Com o aumento de casos positivos confirmados pelas autoridades sanitárias da pandemia da COVID-19, vários cidadãos em Angola continuam a pressionar para que o Ministro do Interior, Eugénio César Laborinho, seja responsabilizado – a começar com a sua exoneração do cargo que ocupa desde 2019.

Laborinho, que também é membro Bureau Político do MPLA, é apontado como tendo permitido à sua filha violar as regras “impostas” pela Comissão Multissectorial, tendo “fugido” do meio dos outros passageiros que acabavam de chegar de Portugal e que deviam ficar em quarentena institucional na Barra do Kwanza.

A facilidade que tinha sido dada à filha do Ministro do Interior, Eugénio Laorinho provocou “revolta” entre os demais passageiros, que no Aeroporto Internacional 4 de Fevereiro, chegaram de protagonizar um “tumulto que obrigou” à Comissão Multissectorial reunir-se de emergência e, na altura, a decisão tomada era de que, “todos os mais de 300 passageiros deviam cumprir a quarentena domiciliar”, surgindo assim os primeiros casos de contaminação local, já que a sua maioria violou a “quarentena domiciliar”.

Após divulgação nesta quarta-feira, 31, da identidade do juiz da Comarca do Namibe, Januário Catengo e do ex-ministro de Estado e Chefe da Casa Civil do Presidente da República, Frederico Cardoso que tinham sido “retidos” e obrigados a retrocederem por, supostamente terem violado a cerca sanitária, segundo porta-voz das Forças de Defesa e Segurança, Waldemar José, as críticas contra Eugénio César Laborinho e pedidos para que seja responsabilizado aumentaram cada vez.

Em diversas redes sociais e comentários de várias pessoas, cidadãos questionam por quê da permanência de Eugénio César Laborinho no cargo de Ministro do Interior.
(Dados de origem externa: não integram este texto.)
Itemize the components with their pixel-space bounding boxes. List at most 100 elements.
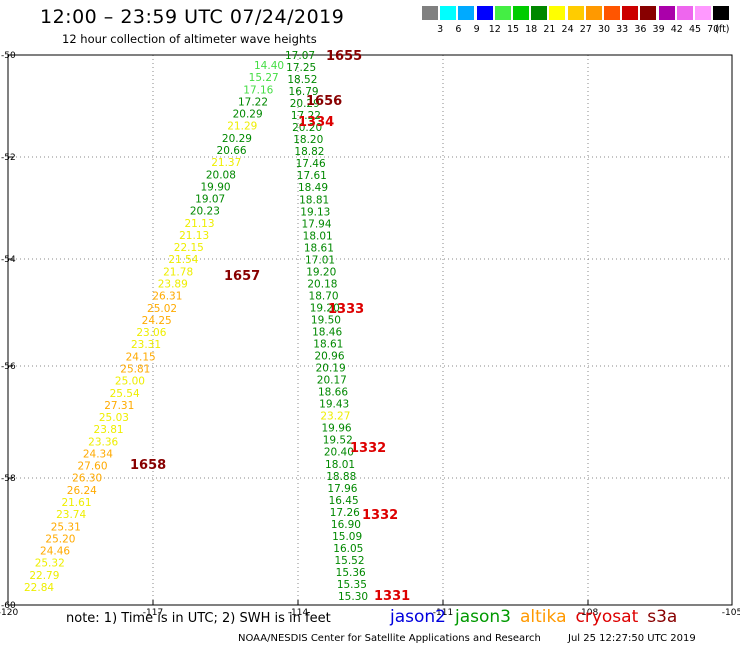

Recorda-se que recentemente uma onda de descontentamento foi levada a cabo por activistas e jornalistas angolanos, em que colaboradores de Laborinho atribuíam os actos à uma cabala alegadamente montada a partir de agentes próximos ao Pedro Sebastião, actual Ministro de Estado e Chefe da Casa de Segurança do Presidente da República, aproveitando-se o facto de sua filha ter estado no chamado “voo da confusão” para pedirem a sua exoneração.

É atribuída a Eugénio Laborinho a pretensão de substituir Pedro Sebastião no cargo de Ministro de Estado e Chefe da Casa de Segurança do Presidente da República.